Yerlerini yanlış sanılan doğrular almış.
Ne garip, ne çok çelişki…
Bir tatil beldesini düşünün.
İnsanlar harıl harıl çalışıyor.
Yabancı dil öğreniyor, müşteri ilişkileri üzerine araştırmalar yapıyor.
“Nasıl müşteri çekerim?” diye düşünüp bir çözüm buluyorlar:
Her şeyi dövizle satmak.
Turizm bölgesi diye yapıyorsunuz bunu, peki ya…?
Yurtdışından gelen turist zaten nereye geldiğini biliyor.
Ülkeyi, kültürünü ve lezzetleri tanımaya, dinlenmeye geliyor.
Bırakın, Türk lirasını da tanısınlar.
Biz başka ülkeye gidince kimse bizim için özel olarak Türkçe öğrenmiyor, para birimini değiştirmiyor.
Neden burada bu böyle?
Herkesin kendince bir cevabı vardır elbette.
Başka bir çelişki…
Yurtdışında yaşayan Türklerin çocukları ülkeye geldiğinde, Türkçe konuşmadıkları için eleştirilirler.
O zaman turistlere de “Bir zahmet Türkçe öğrenip gelin,” deyiverelim.

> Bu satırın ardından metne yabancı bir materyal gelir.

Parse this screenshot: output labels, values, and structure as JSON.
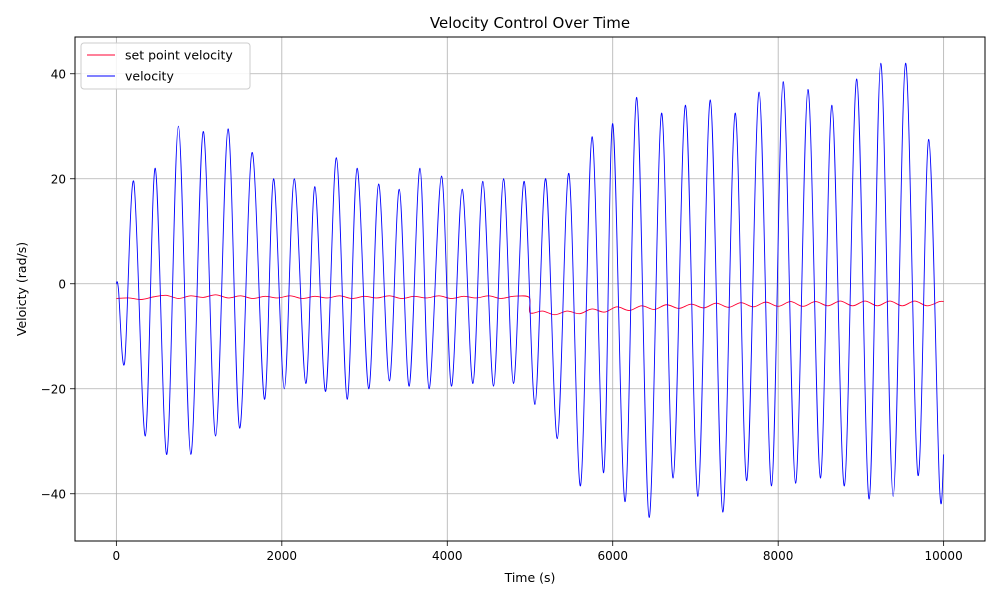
{
  "chart_data": {
    "type": "line",
    "title": "Velocity Control Over Time",
    "xlabel": "Time (s)",
    "ylabel": "Veloicty (rad/s)",
    "xlim": [
      -500,
      10500
    ],
    "ylim": [
      -49,
      47
    ],
    "xticks": [
      0,
      2000,
      4000,
      6000,
      8000,
      10000
    ],
    "yticks": [
      -40,
      -20,
      0,
      20,
      40
    ],
    "grid": true,
    "legend": "upper-left",
    "colors": {
      "setpoint": "#ff0033",
      "velocity": "#0000ff",
      "grid": "#b0b0b0"
    },
    "series": [
      {
        "name": "set point velocity",
        "color": "#ff0033",
        "x": [
          0,
          150,
          300,
          450,
          600,
          750,
          900,
          1050,
          1200,
          1350,
          1500,
          1650,
          1800,
          1950,
          2100,
          2250,
          2400,
          2550,
          2700,
          2850,
          3000,
          3150,
          3300,
          3450,
          3600,
          3750,
          3900,
          4050,
          4200,
          4350,
          4500,
          4650,
          4800,
          4990,
          5000,
          5150,
          5300,
          5450,
          5600,
          5750,
          5900,
          6050,
          6200,
          6350,
          6500,
          6650,
          6800,
          6950,
          7100,
          7250,
          7400,
          7550,
          7700,
          7850,
          8000,
          8150,
          8300,
          8450,
          8600,
          8750,
          8900,
          9050,
          9200,
          9350,
          9500,
          9650,
          9800,
          9950,
          10000
        ],
        "values": [
          -2.8,
          -2.7,
          -3.0,
          -2.5,
          -2.2,
          -2.8,
          -2.3,
          -2.6,
          -2.1,
          -2.7,
          -2.3,
          -2.8,
          -2.4,
          -2.7,
          -2.3,
          -2.8,
          -2.4,
          -2.7,
          -2.3,
          -2.8,
          -2.4,
          -2.7,
          -2.3,
          -2.8,
          -2.4,
          -2.7,
          -2.3,
          -2.8,
          -2.4,
          -2.7,
          -2.3,
          -2.8,
          -2.4,
          -2.6,
          -5.5,
          -5.2,
          -5.9,
          -5.2,
          -5.7,
          -4.8,
          -5.4,
          -4.4,
          -5.1,
          -4.2,
          -4.9,
          -4.0,
          -4.7,
          -3.9,
          -4.6,
          -3.7,
          -4.5,
          -3.6,
          -4.4,
          -3.5,
          -4.3,
          -3.4,
          -4.3,
          -3.4,
          -4.2,
          -3.3,
          -4.2,
          -3.3,
          -4.2,
          -3.3,
          -4.2,
          -3.3,
          -4.2,
          -3.4,
          -3.4
        ]
      },
      {
        "name": "velocity",
        "color": "#0000ff",
        "x": [
          0,
          25,
          100,
          210,
          350,
          470,
          610,
          750,
          900,
          1050,
          1200,
          1350,
          1490,
          1640,
          1790,
          1900,
          2030,
          2150,
          2290,
          2400,
          2530,
          2660,
          2790,
          2910,
          3050,
          3170,
          3300,
          3420,
          3540,
          3670,
          3780,
          3930,
          4050,
          4180,
          4310,
          4430,
          4560,
          4680,
          4800,
          4930,
          5060,
          5190,
          5330,
          5470,
          5610,
          5750,
          5890,
          6000,
          6150,
          6290,
          6440,
          6590,
          6730,
          6880,
          7030,
          7180,
          7330,
          7480,
          7620,
          7770,
          7920,
          8060,
          8210,
          8360,
          8510,
          8650,
          8800,
          8950,
          9100,
          9240,
          9390,
          9540,
          9690,
          9820,
          9950,
          10000
        ],
        "values": [
          0,
          -1,
          -15,
          19.5,
          -29,
          22,
          -32.5,
          30,
          -32.5,
          29,
          -29,
          29.5,
          -27.5,
          25,
          -22,
          20,
          -20,
          20,
          -19,
          18.5,
          -20.5,
          24,
          -22,
          22,
          -20,
          19,
          -18.5,
          18,
          -19.5,
          22,
          -20,
          20.5,
          -19.5,
          18,
          -19,
          19.5,
          -19.5,
          20,
          -19,
          19.5,
          -23,
          20,
          -29.5,
          21,
          -38.5,
          28,
          -36,
          30.5,
          -41.5,
          35.5,
          -44.5,
          32.5,
          -37,
          34,
          -40.5,
          35,
          -43.5,
          32.5,
          -37.5,
          36.5,
          -38.5,
          38.5,
          -38,
          37,
          -37,
          34,
          -38.5,
          39,
          -41,
          42,
          -40.5,
          42,
          -36.5,
          27.5,
          -38.5,
          -32.5
        ]
      }
    ]
  }
}
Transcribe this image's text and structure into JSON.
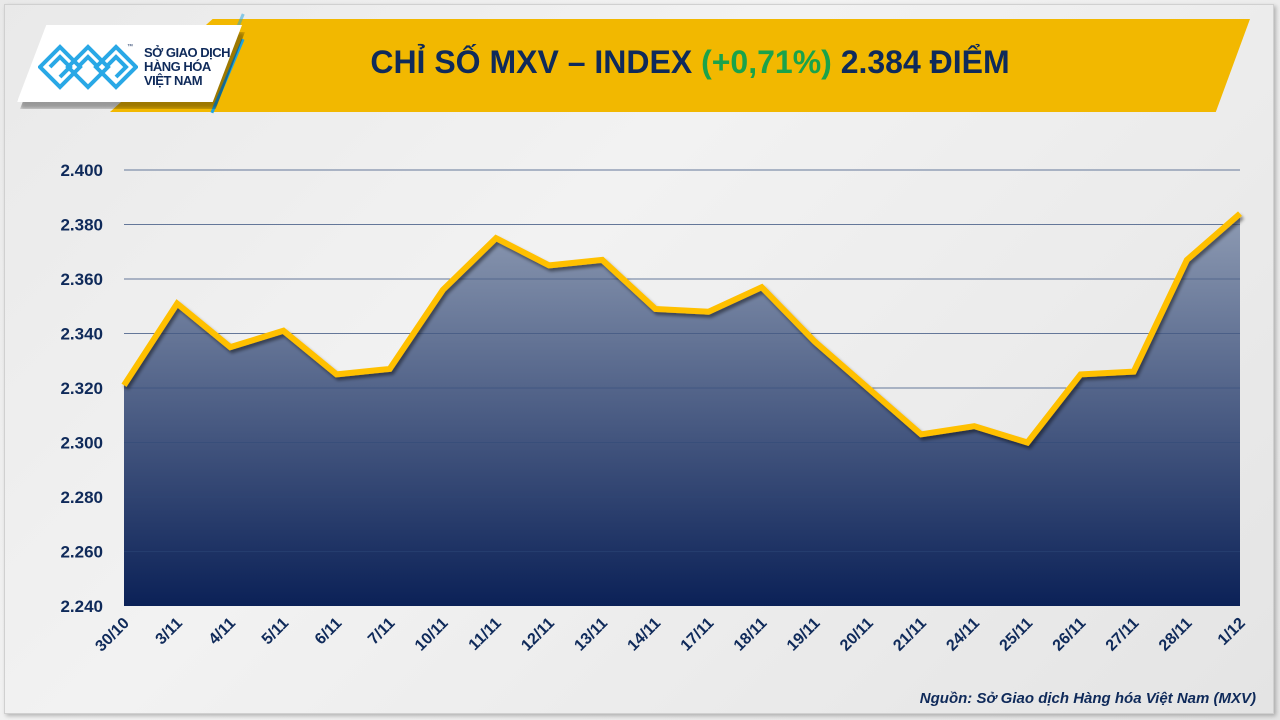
{
  "header": {
    "title_prefix": "CHỈ SỐ MXV – INDEX",
    "change": "(+0,71%)",
    "value": "2.384 ĐIỂM",
    "change_color": "#1aa34a",
    "banner_color": "#F2B800"
  },
  "logo": {
    "line1": "SỞ GIAO DỊCH",
    "line2": "HÀNG HÓA",
    "line3": "VIỆT NAM",
    "tm": "™"
  },
  "source": "Nguồn: Sở Giao dịch Hàng hóa Việt Nam (MXV)",
  "chart_data": {
    "type": "area",
    "title": "",
    "xlabel": "",
    "ylabel": "",
    "categories": [
      "30/10",
      "3/11",
      "4/11",
      "5/11",
      "6/11",
      "7/11",
      "10/11",
      "11/11",
      "12/11",
      "13/11",
      "14/11",
      "17/11",
      "18/11",
      "19/11",
      "20/11",
      "21/11",
      "24/11",
      "25/11",
      "26/11",
      "27/11",
      "28/11",
      "1/12"
    ],
    "values": [
      2321,
      2351,
      2335,
      2341,
      2325,
      2327,
      2356,
      2375,
      2365,
      2367,
      2349,
      2348,
      2357,
      2337,
      2320,
      2303,
      2306,
      2300,
      2325,
      2326,
      2367,
      2384
    ],
    "ylim": [
      2240,
      2400
    ],
    "yticks": [
      2240,
      2260,
      2280,
      2300,
      2320,
      2340,
      2360,
      2380,
      2400
    ],
    "ytick_labels": [
      "2.240",
      "2.260",
      "2.280",
      "2.300",
      "2.320",
      "2.340",
      "2.360",
      "2.380",
      "2.400"
    ],
    "grid": true,
    "line_color": "#FFC000",
    "fill_top_color": "#8e9bb3",
    "fill_bottom_color": "#0b2157"
  }
}
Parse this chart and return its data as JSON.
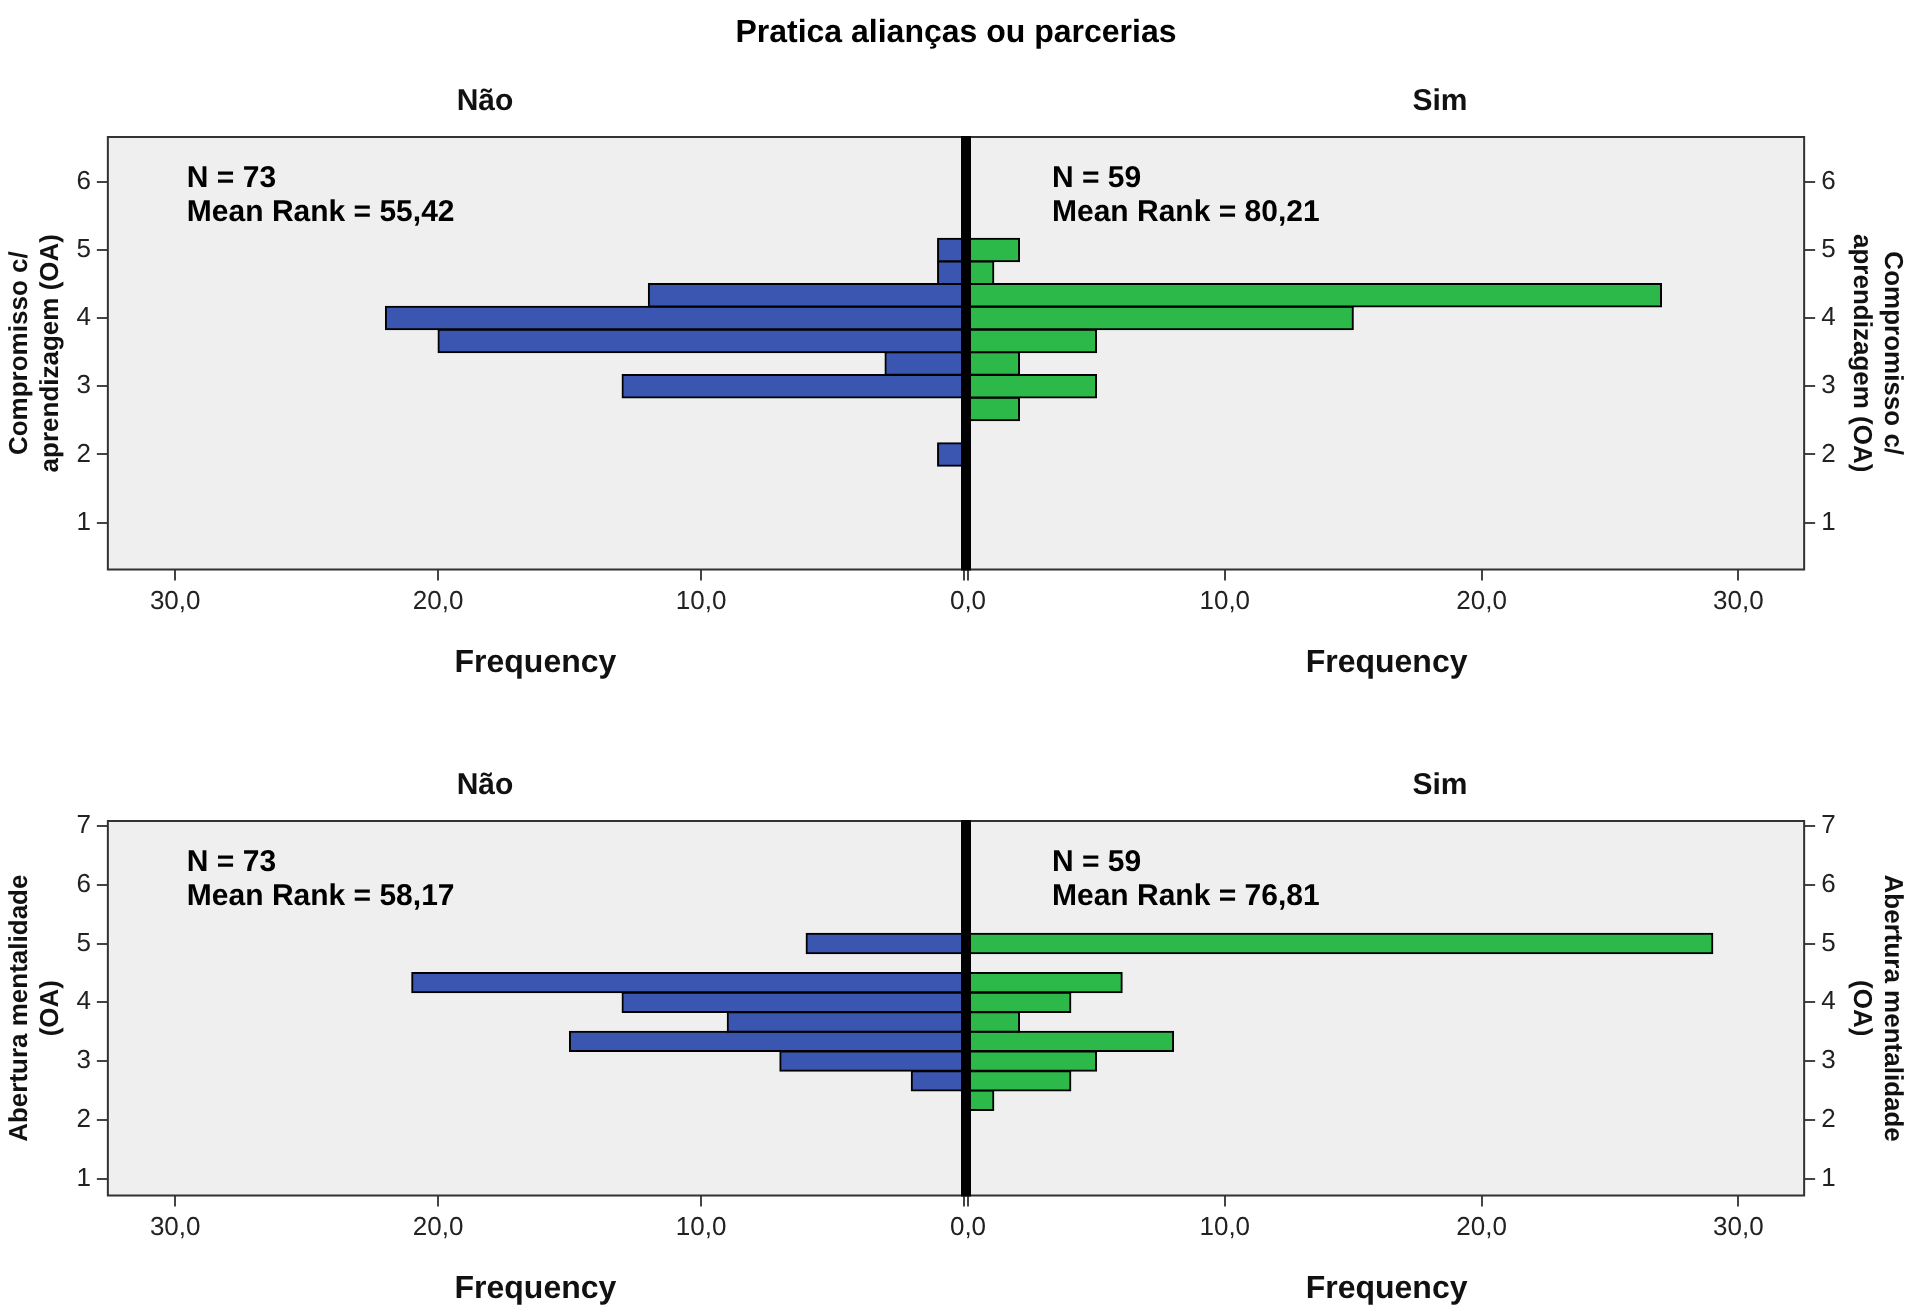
{
  "chart_data": [
    {
      "type": "histogram",
      "orientation": "horizontal",
      "title": "Pratica alianças ou parcerias",
      "subtitle": "Não",
      "xlabel": "Frequency",
      "ylabel": "Compromisso c/ aprendizagem (OA)",
      "color": "#3a56b0",
      "bins": [
        1.83,
        2.17,
        2.5,
        2.83,
        3.17,
        3.5,
        3.83,
        4.17,
        4.5,
        4.83,
        5.17
      ],
      "values": [
        1,
        0,
        0,
        13,
        3,
        20,
        22,
        12,
        1,
        1
      ],
      "xlim": [
        32.6,
        0
      ],
      "xticks": [
        {
          "value": 30,
          "label": "30,0"
        },
        {
          "value": 20,
          "label": "20,0"
        },
        {
          "value": 10,
          "label": "10,0"
        },
        {
          "value": 0,
          "label": null
        }
      ],
      "ylim": [
        0.3,
        6.67
      ],
      "yticks": [
        1,
        2,
        3,
        4,
        5,
        6
      ],
      "grid": false,
      "annotations": [
        "N = 73",
        "Mean Rank = 55,42"
      ]
    },
    {
      "type": "histogram",
      "orientation": "horizontal",
      "subtitle": "Sim",
      "xlabel": "Frequency",
      "ylabel": "Compromisso c/ aprendizagem (OA)",
      "color": "#2db84a",
      "bins": [
        1.83,
        2.17,
        2.5,
        2.83,
        3.17,
        3.5,
        3.83,
        4.17,
        4.5,
        4.83,
        5.17
      ],
      "values": [
        0,
        0,
        2,
        5,
        2,
        5,
        15,
        27,
        1,
        2
      ],
      "xlim": [
        0,
        32.6
      ],
      "xticks": [
        {
          "value": 0,
          "label": "0,0"
        },
        {
          "value": 10,
          "label": "10,0"
        },
        {
          "value": 20,
          "label": "20,0"
        },
        {
          "value": 30,
          "label": "30,0"
        }
      ],
      "ylim": [
        0.3,
        6.67
      ],
      "yticks": [
        1,
        2,
        3,
        4,
        5,
        6
      ],
      "grid": false,
      "annotations": [
        "N = 59",
        "Mean Rank = 80,21"
      ]
    },
    {
      "type": "histogram",
      "orientation": "horizontal",
      "subtitle": "Não",
      "xlabel": "Frequency",
      "ylabel": "Abertura mentalidade (OA)",
      "color": "#3a56b0",
      "bins": [
        1.83,
        2.17,
        2.5,
        2.83,
        3.17,
        3.5,
        3.83,
        4.17,
        4.5,
        4.83,
        5.17
      ],
      "values": [
        0,
        0,
        2,
        7,
        15,
        9,
        13,
        21,
        0,
        6
      ],
      "xlim": [
        32.6,
        0
      ],
      "xticks": [
        {
          "value": 30,
          "label": "30,0"
        },
        {
          "value": 20,
          "label": "20,0"
        },
        {
          "value": 10,
          "label": "10,0"
        },
        {
          "value": 0,
          "label": null
        }
      ],
      "ylim": [
        0.7,
        7.1
      ],
      "yticks": [
        1,
        2,
        3,
        4,
        5,
        6,
        7
      ],
      "grid": false,
      "annotations": [
        "N = 73",
        "Mean Rank = 58,17"
      ]
    },
    {
      "type": "histogram",
      "orientation": "horizontal",
      "subtitle": "Sim",
      "xlabel": "Frequency",
      "ylabel": "Abertura mentalidade (OA)",
      "color": "#2db84a",
      "bins": [
        1.83,
        2.17,
        2.5,
        2.83,
        3.17,
        3.5,
        3.83,
        4.17,
        4.5,
        4.83,
        5.17
      ],
      "values": [
        0,
        1,
        4,
        5,
        8,
        2,
        4,
        6,
        0,
        29
      ],
      "xlim": [
        0,
        32.6
      ],
      "xticks": [
        {
          "value": 0,
          "label": "0,0"
        },
        {
          "value": 10,
          "label": "10,0"
        },
        {
          "value": 20,
          "label": "20,0"
        },
        {
          "value": 30,
          "label": "30,0"
        }
      ],
      "ylim": [
        0.7,
        7.1
      ],
      "yticks": [
        1,
        2,
        3,
        4,
        5,
        6,
        7
      ],
      "grid": false,
      "annotations": [
        "N = 59",
        "Mean Rank = 76,81"
      ]
    }
  ]
}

Biz başka ülkeye gitmeden önce oranın dilinden birkaç kelime öğrenmeye çalışıyoruz, değil mi?
Buraya gelenlerin farkı ne?
Onlar da aynı amaçla geliyor: Gezmek, dinlenmek.
Ülkemiz değerli bir ülke.
Birçok kültürel ve tarihi zenginlik taşıyor.
Onu değersizleştirmeyelim, tam tersi yüceltelim.
Türkçe de öyle…
Güzelliği hazinesinde saklı.
Sayısız kelimesi var; her durumu anlatmak mümkün.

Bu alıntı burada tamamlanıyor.